Posted on: March 6, 2018, 05:00h. 

Last updated on: October 5, 2018, 12:09h.

Connecticut’s $300 million East Windsor satellite casino will not open until at least late 2019, and that’s wonderful news for MGM Resorts.

East Windsor casino Kevin Brown
Mohegan Sun’s Kevin Brown looks on as work begins in East Windsor on a site he hopes will one day become Connecticut’s third Native American casino. (Image: Dave Roback/The Republican)

On Monday, demolition began on a former movie theater that currently occupies part of a 26-acre site where the casino is to be built. Connecticut’s two Native American tribes, the Mashantucket Pequot and Mohegan Indians, are jointly building the gaming facility on off-sovereign land in order to protect gambling revenue and jobs.

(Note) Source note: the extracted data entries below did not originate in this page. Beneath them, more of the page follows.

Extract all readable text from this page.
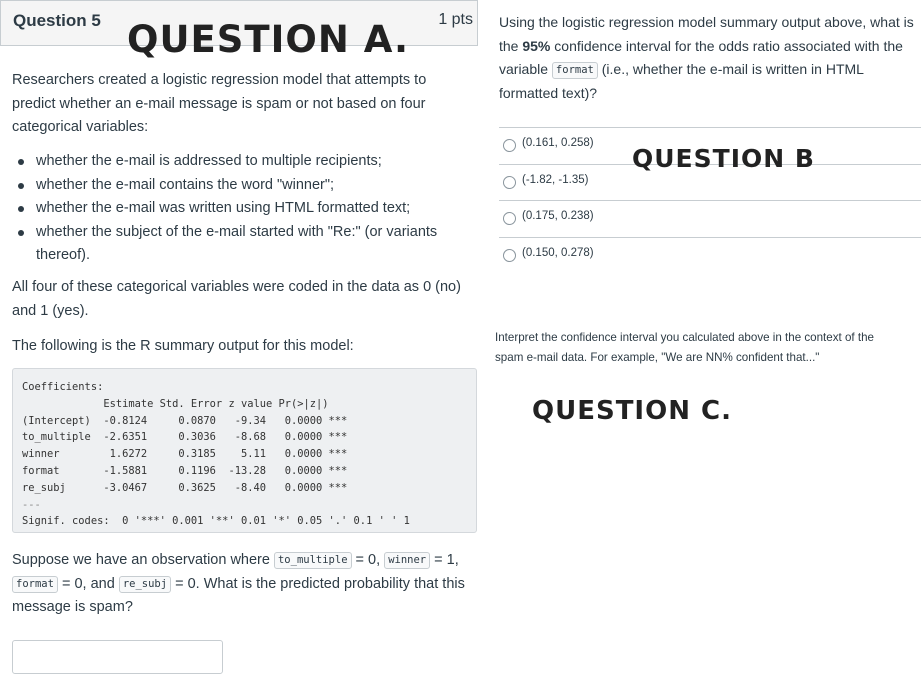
Question 5	1 pts
Researchers created a logistic regression model that attempts to predict whether an e-mail message is spam or not based on four categorical variables:
whether the e-mail is addressed to multiple recipients;
whether the e-mail contains the word "winner";
whether the e-mail was written using HTML formatted text;
whether the subject of the e-mail started with "Re:" (or variants thereof).
All four of these categorical variables were coded in the data as 0 (no) and 1 (yes).
The following is the R summary output for this model:
Coefficients:
Estimate Std. Error z value Pr(>|z|)
(Intercept)  -0.8124     0.0870   -9.34   0.0000 ***
to_multiple  -2.6351     0.3036   -8.68   0.0000 ***
winner        1.6272     0.3185    5.11   0.0000 ***
format       -1.5881     0.1196  -13.28   0.0000 ***
re_subj      -3.0467     0.3625   -8.40   0.0000 ***
---
Signif. codes:  0 '***' 0.001 '**' 0.01 '*' 0.05 '.' 0.1 ' ' 1
Suppose we have an observation where to_multiple = 0, winner = 1, format = 0, and re_subj = 0. What is the predicted probability that this message is spam?
Using the logistic regression model summary output above, what is the 95% confidence interval for the odds ratio associated with the variable format (i.e., whether the e-mail is written in HTML formatted text)?
(0.161, 0.258)
(-1.82, -1.35)
(0.175, 0.238)
(0.150, 0.278)
Interpret the confidence interval you calculated above in the context of the spam e-mail data. For example, "We are NN% confident that..."
QUESTION A.
QUESTION B
QUESTION C.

Connecticut’s General Assembly and Governor Dannel Malloy (D) approved of the project last year, but conditioned that the US Department of the Interior and Bureau of Indiana Affairs formally endorse the state’s updated gaming compacts with the tribes. To date, no such authorization has been received from the federal agencies.

Tribal leaders opined during the demolition ceremony that the federal law is on their side.

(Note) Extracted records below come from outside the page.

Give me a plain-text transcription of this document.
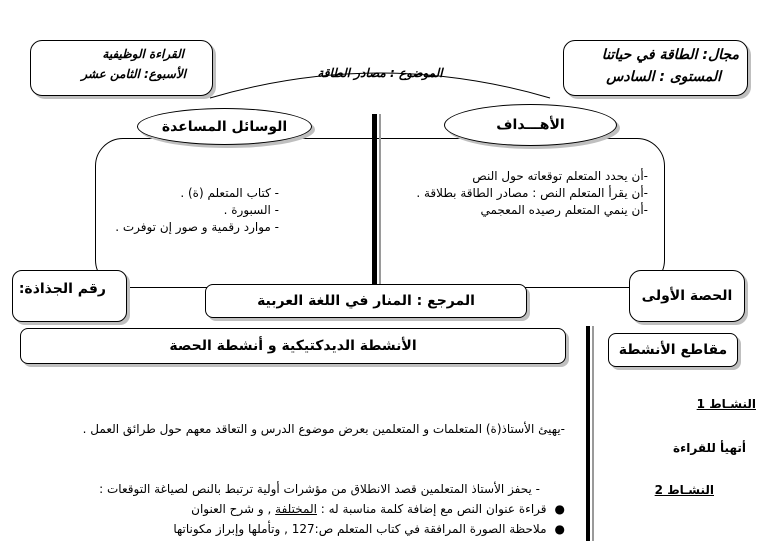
القراءة الوظيفية
الأسبوع: الثامن عشر	الموضوع : مصادر الطاقة
مجال: الطاقة في حياتنا
المستوى : السادس
الوسائل المساعدة	الأهـــداف
-أن يحدد المتعلم توقعاته حول النص
-أن يقرأ المتعلم النص : مصادر الطاقة بطلاقة .
-أن ينمي المتعلم رصيده المعجمي
- كتاب المتعلم (ة) .
- السبورة .
- موارد رقمية و صور إن توفرت .
رقم الجذاذة:
المرجع : المنار في اللغة العربية	الحصة الأولى
الأنشطة الديدكتيكية و أنشطة الحصة	مقاطع الأنشطة
النشـاط 1
أتهيأ للقراءة
النشـاط 2
-يهيئ الأستاذ(ة) المتعلمات و المتعلمين بعرض موضوع الدرس و التعاقد معهم حول طرائق العمل .
- يحفز الأستاذ المتعلمين قصد الانطلاق من مؤشرات أولية ترتبط بالنص لصياغة التوقعات :
●قراءة عنوان النص مع إضافة كلمة مناسبة له : المختلفة , و شرح العنوان
●ملاحظة الصورة المرافقة في كتاب المتعلم ص:127 , وتأملها وإبراز مكوناتها
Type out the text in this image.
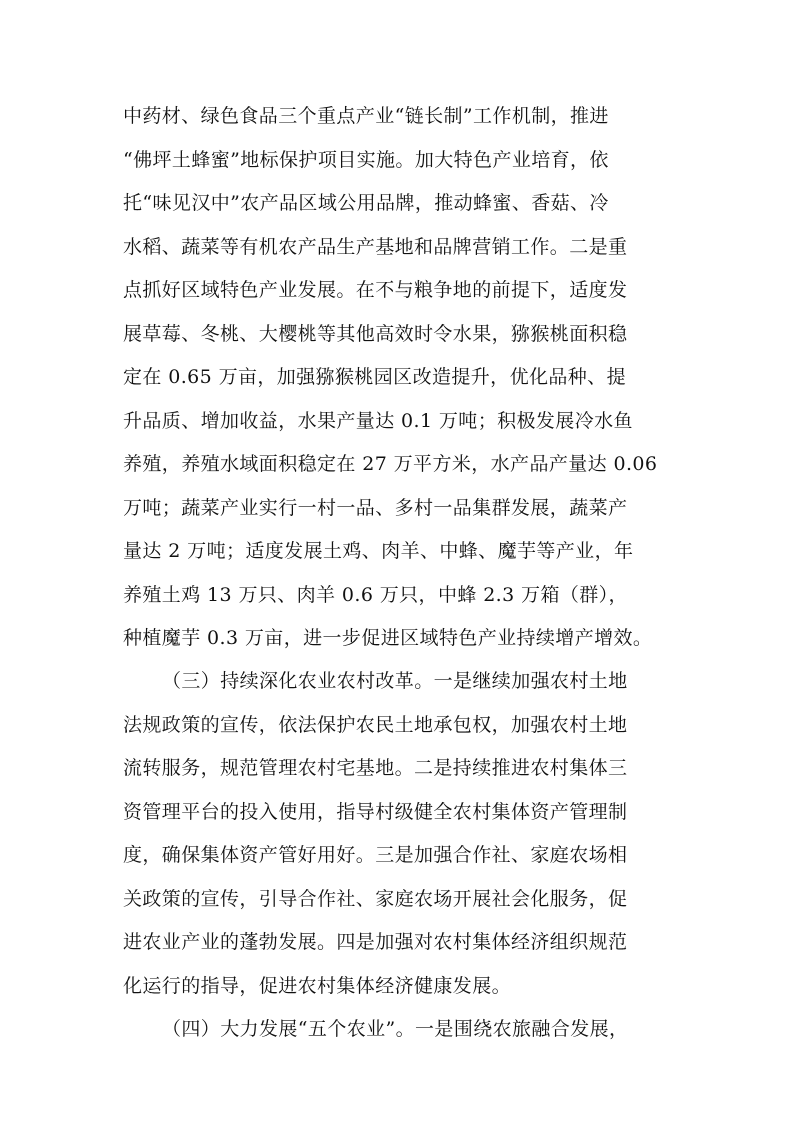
中药材、绿色食品三个重点产业“链长制”工作机制，推进
“佛坪土蜂蜜”地标保护项目实施。加大特色产业培育，依
托“味见汉中”农产品区域公用品牌，推动蜂蜜、香菇、冷
水稻、蔬菜等有机农产品生产基地和品牌营销工作。二是重
点抓好区域特色产业发展。在不与粮争地的前提下，适度发
展草莓、冬桃、大樱桃等其他高效时令水果，猕猴桃面积稳
定在 0.65 万亩，加强猕猴桃园区改造提升，优化品种、提
升品质、增加收益，水果产量达 0.1 万吨；积极发展冷水鱼
养殖，养殖水域面积稳定在 27 万平方米，水产品产量达 0.06
万吨；蔬菜产业实行一村一品、多村一品集群发展，蔬菜产
量达 2 万吨；适度发展土鸡、肉羊、中蜂、魔芋等产业，年
养殖土鸡 13 万只、肉羊 0.6 万只，中蜂 2.3 万箱（群），
种植魔芋 0.3 万亩，进一步促进区域特色产业持续增产增效。
（三）持续深化农业农村改革。一是继续加强农村土地
法规政策的宣传，依法保护农民土地承包权，加强农村土地
流转服务，规范管理农村宅基地。二是持续推进农村集体三
资管理平台的投入使用，指导村级健全农村集体资产管理制
度，确保集体资产管好用好。三是加强合作社、家庭农场相
关政策的宣传，引导合作社、家庭农场开展社会化服务，促
进农业产业的蓬勃发展。四是加强对农村集体经济组织规范
化运行的指导，促进农村集体经济健康发展。
（四）大力发展“五个农业”。一是围绕农旅融合发展，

“There have been a number of matters much like this one that have gone through the Department of Interior … and in each occasion, ultimately, it has been recognized that the bureau has to judge,” Mohegan Tribal Council Chairman Kevin Brown declared to a few dozen attendees. “Here’s the bottom line: we know that we are on the right side of this.”

The East Windsor venue is located at Interstate 91 and Exit 45. Thirteen miles north across the Connecticut-Massachusetts border, a $960 million integrated casino resort known as MGM Springfield is set to open its doors this fall.

Delays Win for MGM

The tribes had hoped to have their satellite up and running before MGM Springfield began trying to poach customers from Connecticut to its massive resort. But as the legal drama regarding off-sovereign casino expansion continues to play out in the state capital of Hartford, that goal has been derailed.

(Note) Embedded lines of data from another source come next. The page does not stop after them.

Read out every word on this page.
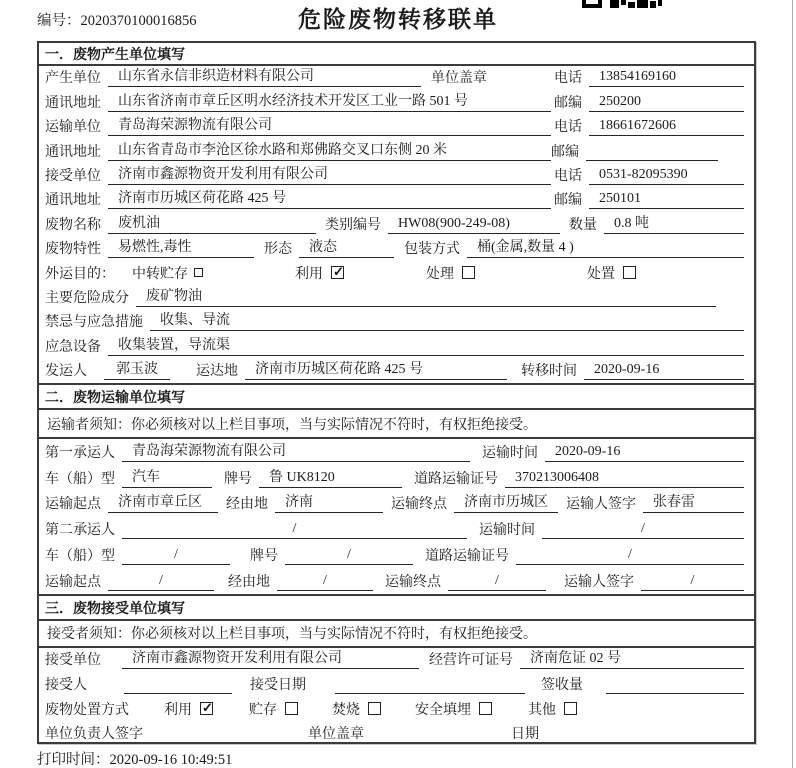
编号：2020370100016856	危险废物转移联单
一．废物产生单位填写
产生单位	山东省永信非织造材料有限公司	单位盖章	电话	13854169160
通讯地址	山东省济南市章丘区明水经济技术开发区工业一路 501 号	邮编	250200
运输单位	青岛海荣源物流有限公司	电话	18661672606
通讯地址	山东省青岛市李沧区徐水路和郑佛路交叉口东侧 20 米	邮编
接受单位	济南市鑫源物资开发利用有限公司	电话	0531-82095390
通讯地址	济南市历城区荷花路 425 号	邮编	250101
废物名称	废机油	类别编号	HW08(900-249-08)	数量	0.8 吨
废物特性	易燃性,毒性	形态	液态	包装方式	桶(金属,数量 4 )
外运目的： 中转贮存	利用 ✓	处理	处置
主要危险成分	废矿物油
禁忌与应急措施	收集、导流
应急设备	收集装置，导流渠
发运人	郭玉波	运达地	济南市历城区荷花路 425 号	转移时间	2020-09-16
二．废物运输单位填写
运输者须知：你必须核对以上栏目事项，当与实际情况不符时，有权拒绝接受。
第一承运人	青岛海荣源物流有限公司	运输时间	2020-09-16
车（船）型	汽车	牌号	鲁 UK8120	道路运输证号	370213006408
运输起点	济南市章丘区	经由地	济南	运输终点	济南市历城区	运输人签字	张春雷
第二承运人	/	运输时间	/
车（船）型	/	牌号	/	道路运输证号	/
运输起点	/	经由地	/	运输终点	/	运输人签字	/
三．废物接受单位填写
接受者须知：你必须核对以上栏目事项，当与实际情况不符时，有权拒绝接受。
接受单位	济南市鑫源物资开发利用有限公司	经营许可证号	济南危证 02 号
接受人	接受日期	签收量
废物处置方式	利用 ✓	贮存	焚烧	安全填埋	其他
单位负责人签字	单位盖章	日期
打印时间：2020-09-16 10:49:51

Brown admitted Monday that demolition of the movie theater will take six weeks, and then construction on the actual casino building will last 20 months. That puts the earliest opening date around December 2019.

MGM Resorts has lobbied Connecticut lawmakers to initiate a competitive bidding process instead of simply granting gaming expansion rights to the two tribes. Critics say the Las Vegas casino operator is simply trying to stall the East Windsor project in order to allow its Springfield resort to open with the largest regional monopoly possible.

MGM won over some state lawmakers when it proposed a $675 million integrated resort in Bridgeport. The project promises an upfront $50 million licensing fee, creation of 2,000 permanent jobs, and tax revenue of $316 million a year.

The tribes are collectively paying $2 million for the East Windsor gaming permit.

DOI Remains Quiet

Brown and Mashantucket Chairman Rodney Butler say the Department of the Interior and Bureau of Indian Affairs are legally obligated to respond to the state’s request that the gaming compacts be reviewed. The tribal leaders said they expect to receive approval in late spring.

Connecticut Post Associate Editor Dan Haar believes the legal saga could drag on much longer than this spring. Haar opined this week that “it could take eight years to slog through two federal lawsuits, financing, and actual construction.”

MGM Resorts spent $3.8 million lobbying in Connecticut last year, and will presumably spend more to protect its nearly $1 billion Springfield investment.